Branches other than the default branch can be installed adding the name of the branch that you want to download, like @branch_name, after the repository url. For example, to download the dev branch:

pip install git+https://github.com/lillux/morphoscanner.git@dev#egg=morphoscanner

Getting started

Using Morphoscanner as a Python package is straightforward, leveraging MDAnalysis I/O engine.
The first step is to import morphoscanner:

from morphoscanner.trajectory import trajectory

The system configuration (.gro in GROMACS) and trajectory files (.xtc or .trr in GROMACS) path is needed:

_gro = '/path/to/your/gro'
_xtc = '/path/to/your/xtc'

Create the trajectory class instance:

trj = trajectory(_gro, _xtc)

Multiple consecutive trajectory can be merged and read as a single trajectory:

trj = trajectory(_gro, (_xtc1, _xtc2, _xtc3))

Specify the frame sampling.
The frame in the trajectory can be sampled.
To sample all frames just leave sampling_interval=1. The value you assign to sampling_interval is the number of frame you want to skip for each sampled frame. The value should be an int:

interval = 2
trj.compose_database(sampling_interval = interval)

Analyze the simulation dataset (this can take some time):

trj.analyze_inLoop()

Retrieve the data:

trj.get_data()

Show the database with the results of the analysis:

trj.database

A pandas.DataFrame will be shown at the end of the analysis.

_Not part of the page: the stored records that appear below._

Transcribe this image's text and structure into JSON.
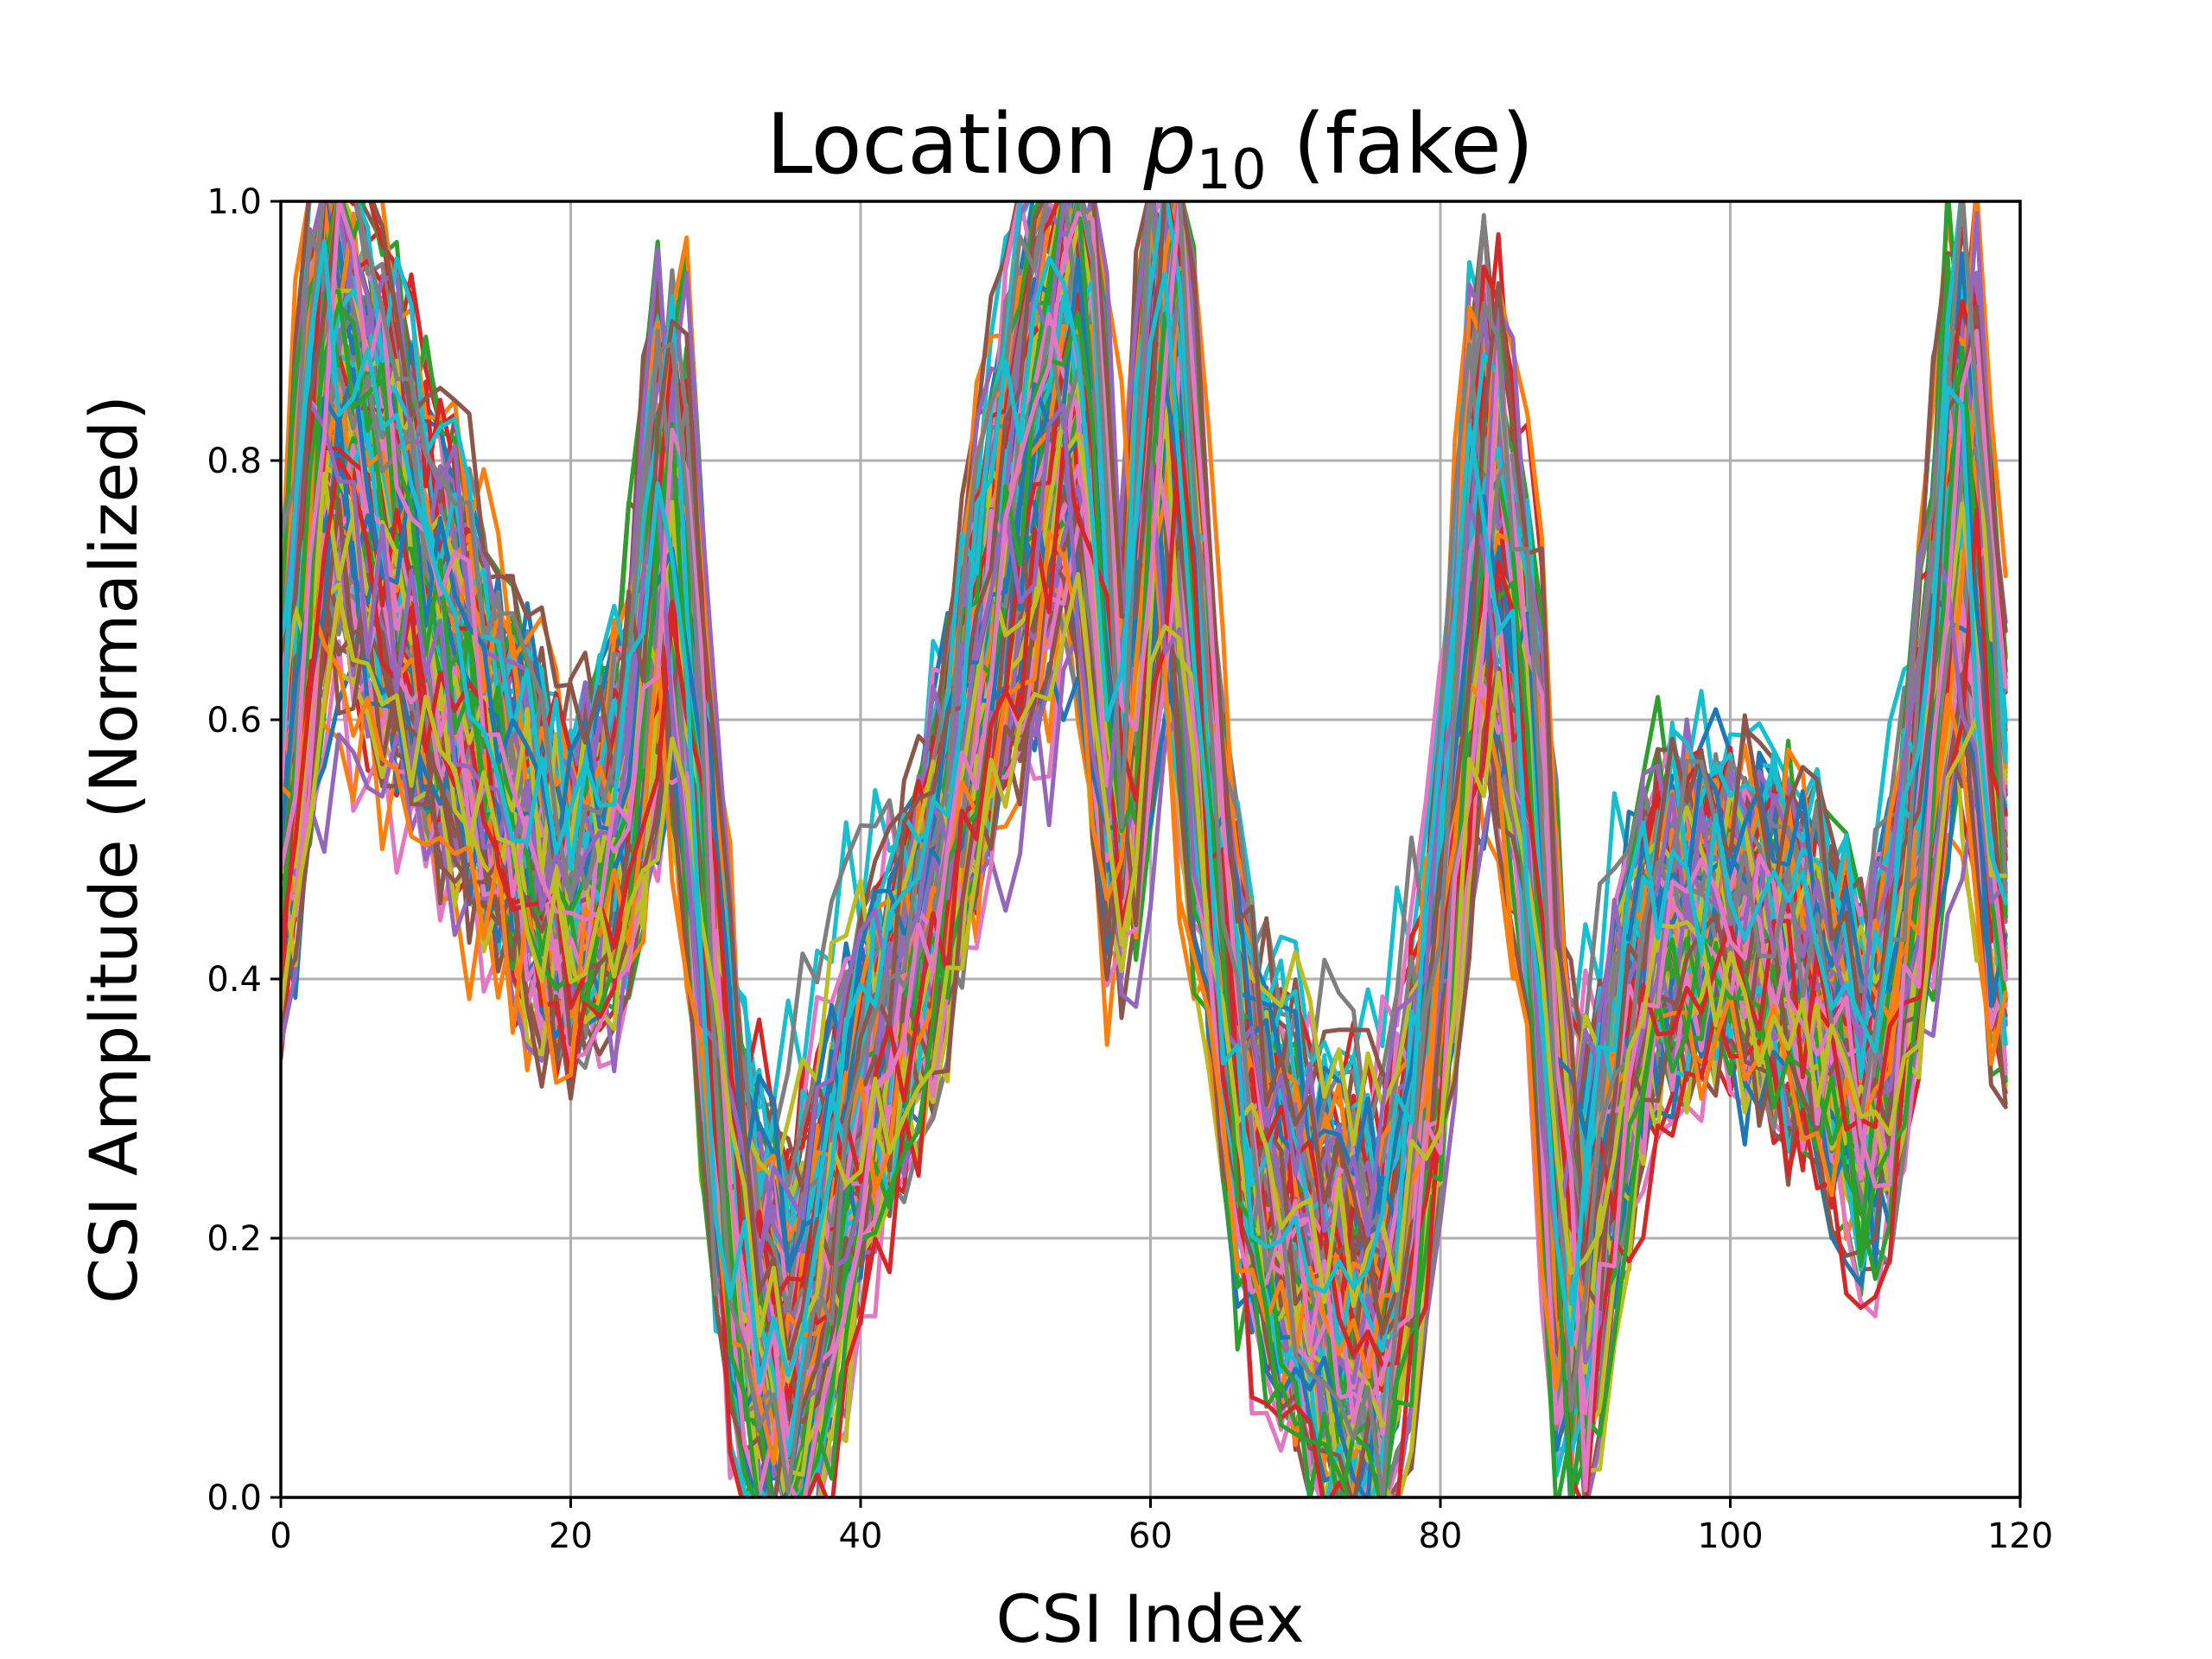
{
  "chart_data": {
    "type": "line",
    "title": "Location p10 (fake)",
    "title_main": "Location ",
    "title_var": "p",
    "title_sub": "10",
    "title_tail": " (fake)",
    "xlabel": "CSI Index",
    "ylabel": "CSI Amplitude (Normalized)",
    "xlim": [
      0,
      120
    ],
    "ylim": [
      0.0,
      1.0
    ],
    "x_ticks": [
      0,
      20,
      40,
      60,
      80,
      100,
      120
    ],
    "y_ticks": [
      0.0,
      0.2,
      0.4,
      0.6,
      0.8,
      1.0
    ],
    "x_tick_labels": [
      "0",
      "20",
      "40",
      "60",
      "80",
      "100",
      "120"
    ],
    "y_tick_labels": [
      "0.0",
      "0.2",
      "0.4",
      "0.6",
      "0.8",
      "1.0"
    ],
    "grid": true,
    "legend": "none",
    "x_count": 120,
    "series_count": 140,
    "profile_x": [
      0,
      3,
      10,
      16,
      20,
      24,
      27,
      29,
      31,
      35,
      40,
      45,
      50,
      55,
      58,
      61,
      64,
      67,
      72,
      76,
      80,
      83,
      86,
      89,
      91,
      95,
      100,
      105,
      110,
      113,
      116,
      119
    ],
    "profile_y": [
      0.5,
      0.9,
      0.7,
      0.55,
      0.45,
      0.55,
      0.8,
      0.5,
      0.2,
      0.05,
      0.3,
      0.45,
      0.75,
      0.95,
      0.5,
      0.95,
      0.5,
      0.25,
      0.15,
      0.1,
      0.4,
      0.8,
      0.6,
      0.1,
      0.25,
      0.45,
      0.45,
      0.4,
      0.3,
      0.5,
      0.85,
      0.45
    ],
    "colors": [
      "#1f77b4",
      "#ff7f0e",
      "#2ca02c",
      "#d62728",
      "#9467bd",
      "#8c564b",
      "#e377c2",
      "#7f7f7f",
      "#bcbd22",
      "#17becf"
    ]
  }
}
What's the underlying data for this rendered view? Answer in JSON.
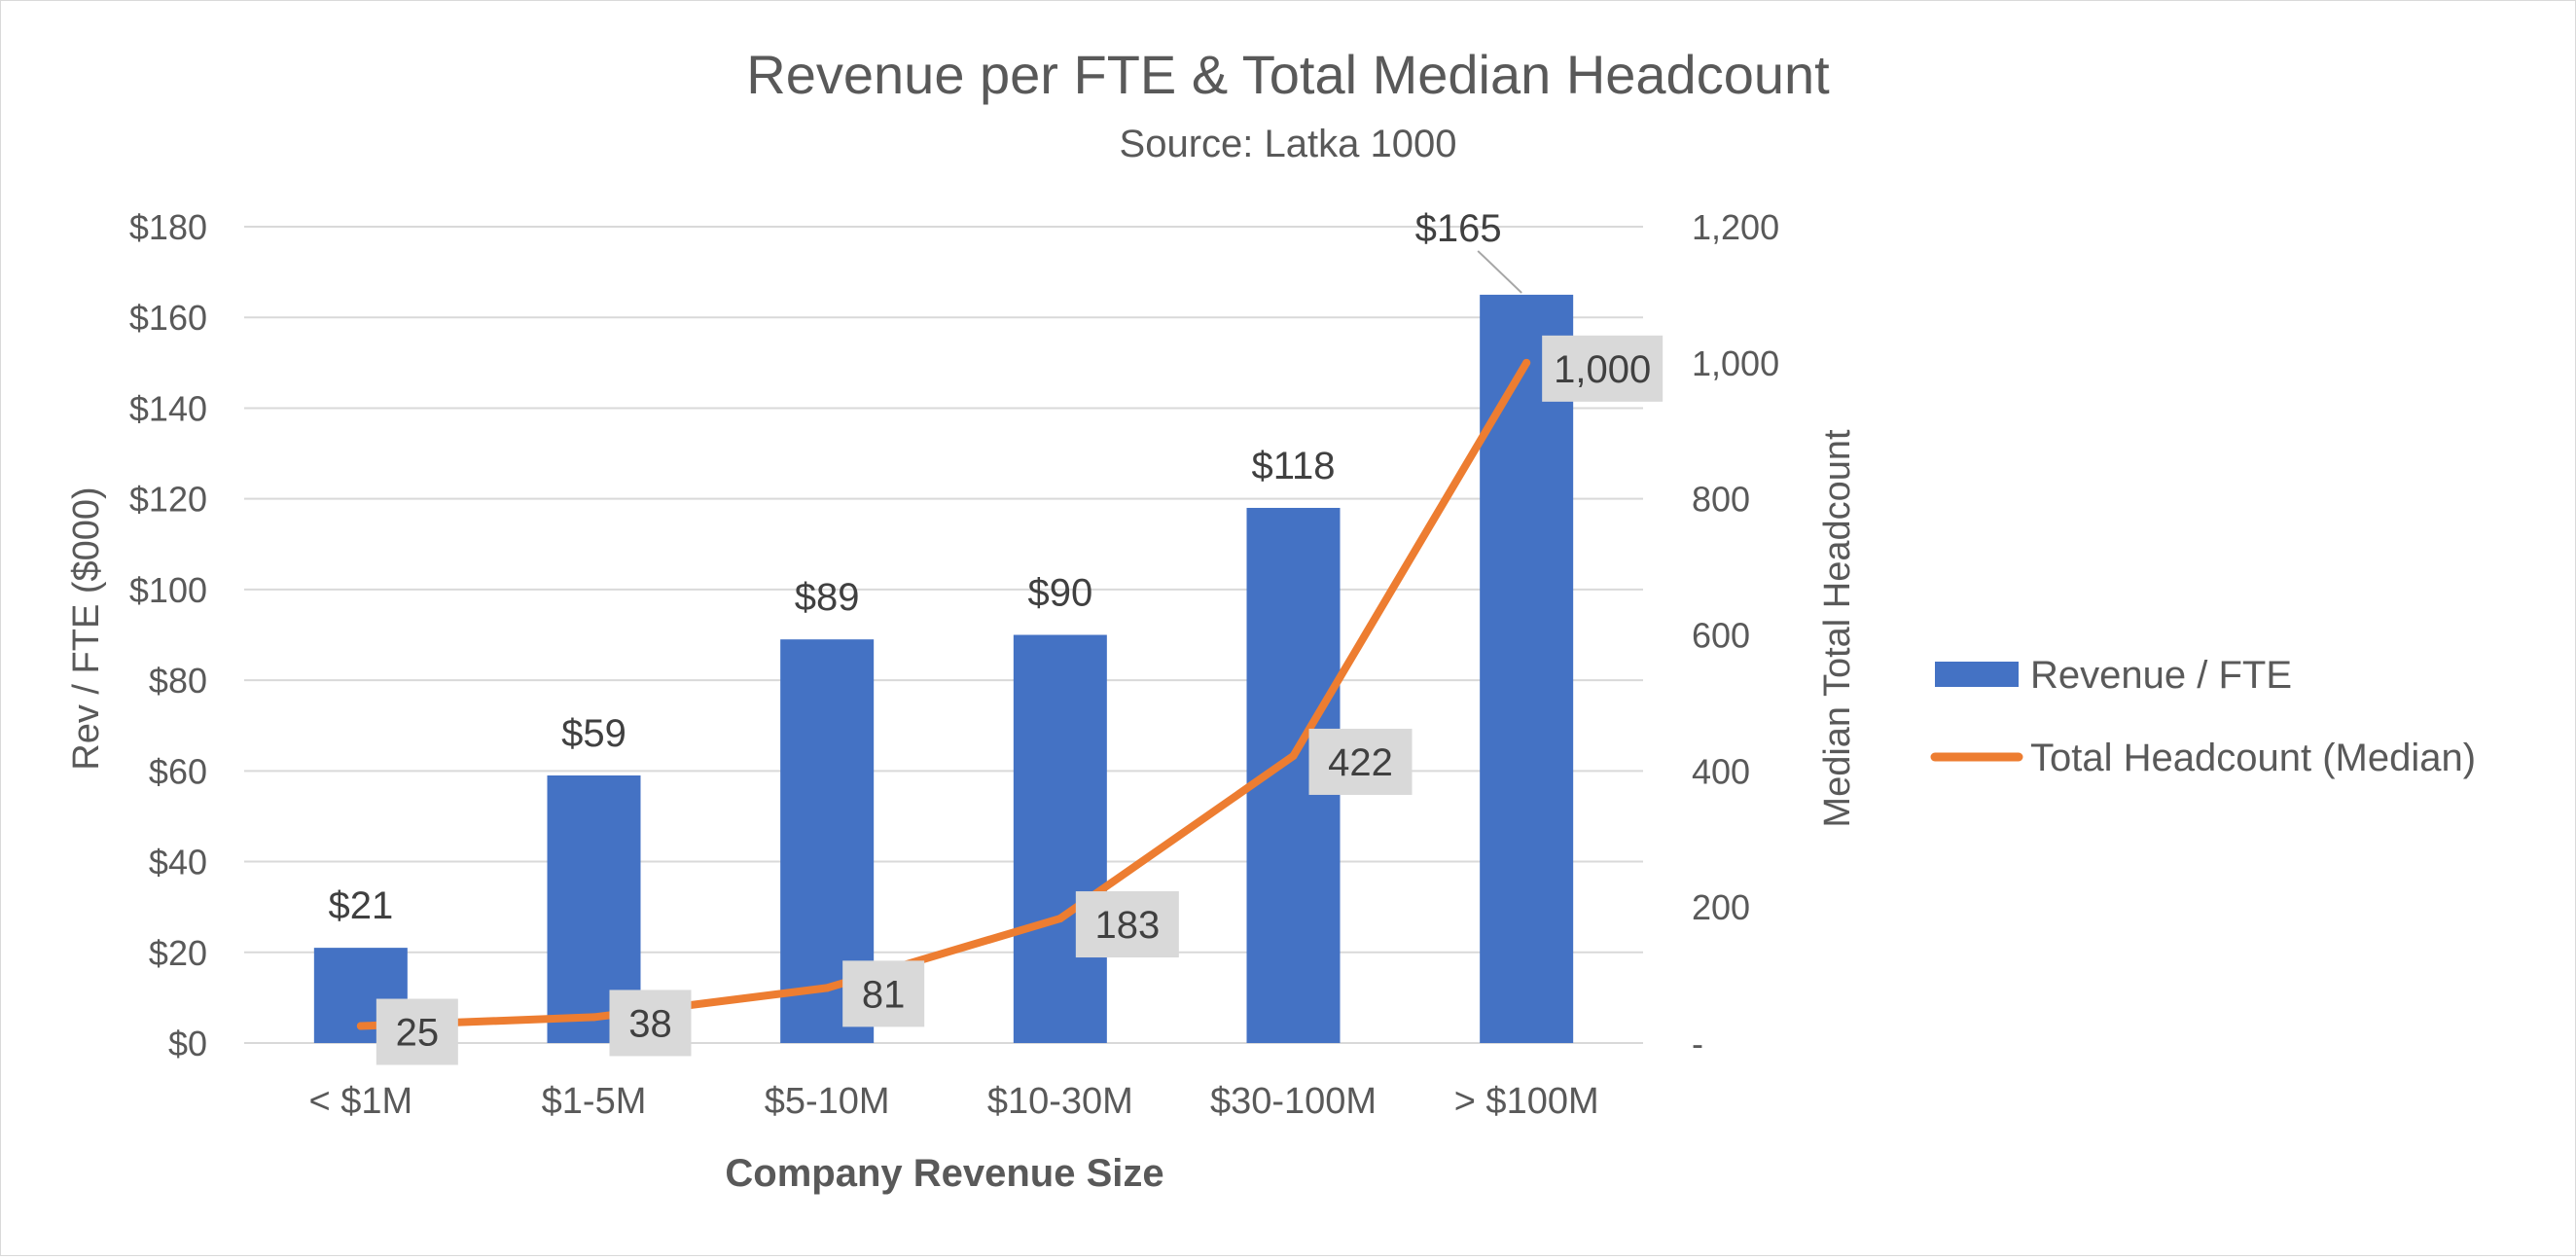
{
  "chart_data": {
    "type": "bar",
    "title": "Revenue per FTE & Total Median Headcount",
    "subtitle": "Source:  Latka 1000",
    "xlabel": "Company Revenue Size",
    "ylabel": "Rev / FTE ($000)",
    "y2label": "Median Total Headcount",
    "categories": [
      "< $1M",
      "$1-5M",
      "$5-10M",
      "$10-30M",
      "$30-100M",
      "> $100M"
    ],
    "ylim": [
      0,
      180
    ],
    "y2lim": [
      0,
      1200
    ],
    "yticks": [
      {
        "value": 0,
        "label": "$0"
      },
      {
        "value": 20,
        "label": "$20"
      },
      {
        "value": 40,
        "label": "$40"
      },
      {
        "value": 60,
        "label": "$60"
      },
      {
        "value": 80,
        "label": "$80"
      },
      {
        "value": 100,
        "label": "$100"
      },
      {
        "value": 120,
        "label": "$120"
      },
      {
        "value": 140,
        "label": "$140"
      },
      {
        "value": 160,
        "label": "$160"
      },
      {
        "value": 180,
        "label": "$180"
      }
    ],
    "y2ticks": [
      {
        "value": 0,
        "label": "-"
      },
      {
        "value": 200,
        "label": "200"
      },
      {
        "value": 400,
        "label": "400"
      },
      {
        "value": 600,
        "label": "600"
      },
      {
        "value": 800,
        "label": "800"
      },
      {
        "value": 1000,
        "label": "1,000"
      },
      {
        "value": 1200,
        "label": "1,200"
      }
    ],
    "grid": true,
    "legend_position": "right",
    "series": [
      {
        "name": "Revenue / FTE",
        "type": "bar",
        "axis": "left",
        "color": "#4472C4",
        "values": [
          21,
          59,
          89,
          90,
          118,
          165
        ],
        "labels": [
          "$21",
          "$59",
          "$89",
          "$90",
          "$118",
          "$165"
        ]
      },
      {
        "name": "Total Headcount (Median)",
        "type": "line",
        "axis": "right",
        "color": "#ED7D31",
        "values": [
          25,
          38,
          81,
          183,
          422,
          1000
        ],
        "labels": [
          "25",
          "38",
          "81",
          "183",
          "422",
          "1,000"
        ]
      }
    ]
  }
}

The database can be saved as an excel file, leveraging pandas:

Set an output path:

output_path = 'path/to/your/directory'

Set the name of the file:

file_name = 'name_of_the_output_file'

Export the database with .xlsx file extension (you need to install openpyxl):

trj.database.to_excel(output_path, sheet_name=file_name)

Plotting results

The obtained data can be visualized with plotting functions.
Interactive visualization can be enabled in jupyter-notebook with:

%matplotlib notebook

To deactivate interactive visualization:

%matplotlib inline
  • Plot the number of aggregate in the sampled timesteps:
trj.plot_aggregates()
  • Plot the ratio of contacts antiparallel/(parallel + antiparallel) in the sampled timesteps:
trj.plot_contacts()
  • Plot one of the sampled frames, visualizing the aggregate with a color code that define the sense of the majority of the contacts in that aggregate.
    Green: majority of parallel contacts.
    Blue: majority of antiparallel contacs.
    Yellow: equal number of parallel and antiparallel contacts.
    Gray: no contacts.
trj.plot_frame_aggregate(frame: int)
  • Plot the graph of one of the sampled frames with qualitative visual indications.
    Edge thickness: thickness proportional to the number of contacts between the two petides (nodes).
    Edge green: parallel contact.
    Edge blue: antiparallel contact.
trj.plot_graph(0)

Additional data

Additional data can be found in:

trj.frames[frame]

This is a dict that contains a dict for each sampled and analyzed frame, with the data computed during the analysis.

Complete functionalities

An in deep review of morphoscanner functionalities can be found in the morphoscanner tutorial.